Reuters – Transocean Ltd, owner of the world's largest offshore drilling fleet, said on Wednesday that fourth-quarter profit fell 49 percent from a year ago, hurt by lower rig utilization.
The company's net profit attributable to controlling interest fell to $233 million, or 64 cents per share, from $456 million, or $1.26 per share, a year earlier.
The driller for the oil industry said about $34 million in unfavorable charges affected its profit in the latest quarter, and that its year-ago profit was boosted by $126 million in favorable items.
Revenue rose marginally to $2.332 billion from $2.326 billion in the quarter ended Dec. 31, 2013.

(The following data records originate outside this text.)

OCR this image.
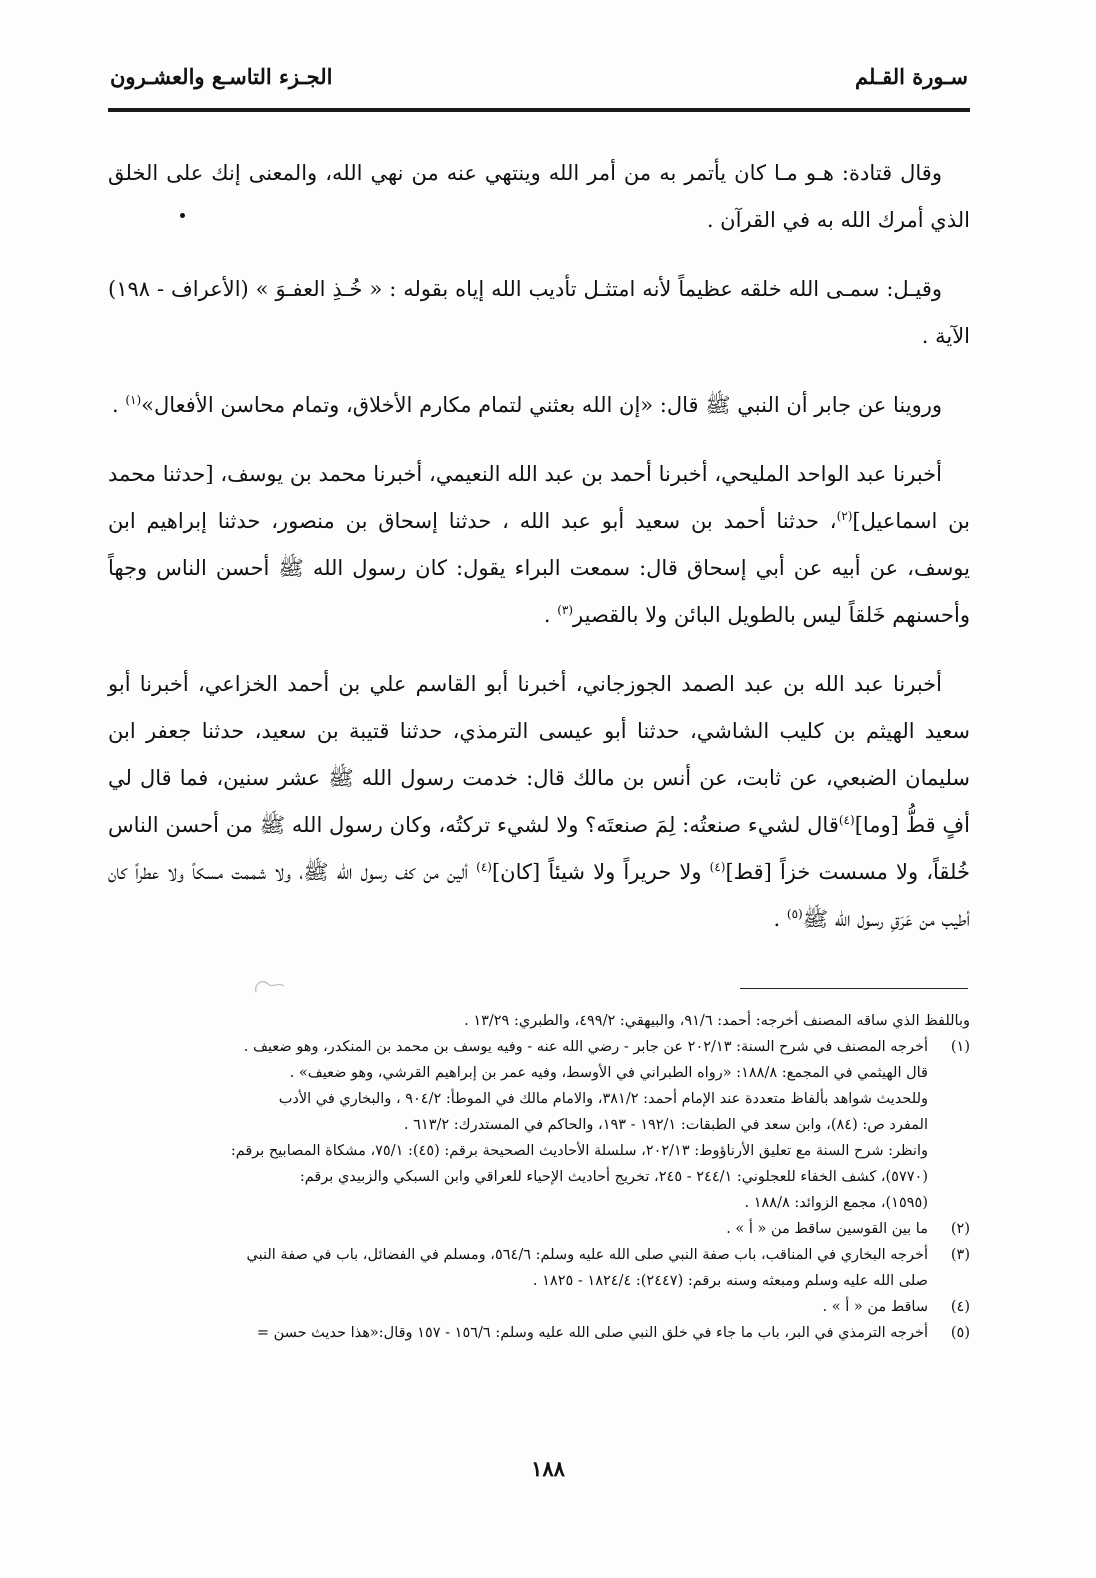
سـورة القـلم
الجـزء التاسـع والعشـرون

وقال قتادة: هـو مـا كان يأتمر به من أمر الله وينتهي عنه من نهي الله، والمعنى إنك على الخلق الذي أمرك الله به في القرآن .

وقيـل: سمـى الله خلقه عظيماً لأنه امتثـل تأديب الله إياه بقوله : « خُـذِ العفـوَ » (الأعراف - ١٩٨) الآية .

وروينا عن جابر أن النبي ﷺ قال: «إن الله بعثني لتمام مكارم الأخلاق، وتمام محاسن الأفعال»$^{(١)}$ .

أخبرنا عبد الواحد المليحي، أخبرنا أحمد بن عبد الله النعيمي، أخبرنا محمد بن يوسف، [حدثنا محمد بن اسماعيل]$^{(٢)}$، حدثنا أحمد بن سعيد أبو عبد الله ، حدثنا إسحاق بن منصور، حدثنا إبراهيم ابن يوسف، عن أبيه عن أبي إسحاق قال: سمعت البراء يقول: كان رسول الله ﷺ أحسن الناس وجهاً وأحسنهم خَلقاً ليس بالطويل البائن ولا بالقصير$^{(٣)}$ .

أخبرنا عبد الله بن عبد الصمد الجوزجاني، أخبرنا أبو القاسم علي بن أحمد الخزاعي، أخبرنا أبو سعيد الهيثم بن كليب الشاشي، حدثنا أبو عيسى الترمذي، حدثنا قتيبة بن سعيد، حدثنا جعفر ابن سليمان الضبعي، عن ثابت، عن أنس بن مالك قال: خدمت رسول الله ﷺ عشر سنين، فما قال لي أفٍ قطُّ [وما]$^{(٤)}$قال لشيء صنعتُه: لِمَ صنعتَه؟ ولا لشيء تركتُه، وكان رسول الله ﷺ من أحسن الناس خُلقاً، ولا مسست خزاً [قط]$^{(٤)}$ ولا حريراً ولا شيئاً [كان]$^{(٤)}$ ألين من كف رسول الله ﷺ، ولا شممت مسكاً ولا عطراً كان أطيب من عَرَقِ رسول الله ﷺ$^{(٥)}$ .

وباللفظ الذي ساقه المصنف أخرجه: أحمد: ٩١/٦، والبيهقي: ٤٩٩/٢، والطبري: ١٣/٢٩ .
(١)
أخرجه المصنف في شرح السنة: ٢٠٢/١٣ عن جابر - رضي الله عنه - وفيه يوسف بن محمد بن المنكدر، وهو ضعيف .
قال الهيثمي في المجمع: ١٨٨/٨: «رواه الطبراني في الأوسط، وفيه عمر بن إبراهيم القرشي، وهو ضعيف» .
وللحديث شواهد بألفاظ متعددة عند الإمام أحمد: ٣٨١/٢، والامام مالك في الموطأ: ٩٠٤/٢ ، والبخاري في الأدب
المفرد ص: (٨٤)، وابن سعد في الطبقات: ١٩٢/١ - ١٩٣، والحاكم في المستدرك: ٦١٣/٢ .
وانظر: شرح السنة مع تعليق الأرناؤوط: ٢٠٢/١٣، سلسلة الأحاديث الصحيحة برقم: (٤٥): ٧٥/١، مشكاة المصابيح برقم:
(٥٧٧٠)، كشف الخفاء للعجلوني: ٢٤٤/١ - ٢٤٥، تخريج أحاديث الإحياء للعراقي وابن السبكي والزبيدي برقم:
(١٥٩٥)، مجمع الزوائد: ١٨٨/٨ .
(٢)
ما بين القوسين ساقط من « أ » .
(٣)
أخرجه البخاري في المناقب، باب صفة النبي صلى الله عليه وسلم: ٥٦٤/٦، ومسلم في الفضائل، باب في صفة النبي
صلى الله عليه وسلم ومبعثه وسنه برقم: (٢٤٤٧): ١٨٢٤/٤ - ١٨٢٥ .
(٤)
ساقط من « أ » .
(٥)
أخرجه الترمذي في البر، باب ما جاء في خلق النبي صلى الله عليه وسلم: ١٥٦/٦ - ١٥٧ وقال:«هذا حديث حسن =
١٨٨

Shares of the company fell nearly 1 percent to $43.01.
Total fleet rig utilization dropped to 75 percent in the latest quarter from 83 percent in the third quarter and from 79 percent a year ago. The company also said its contract backlog was down to $27.2 billion in February from $29.8 billion in October.
Some major oil companies have trimmed their capital budgets in recent months to rein in spiraling exploration and production costs that have irked some investors.
Transocean, which expects 2014 capital expenditures of $2.6 billion, said two ultra-deepwater drillships were in contract to be built for $1.24 billion. They would be delivered in the second quarter of 2017 and the first quarter of 2018.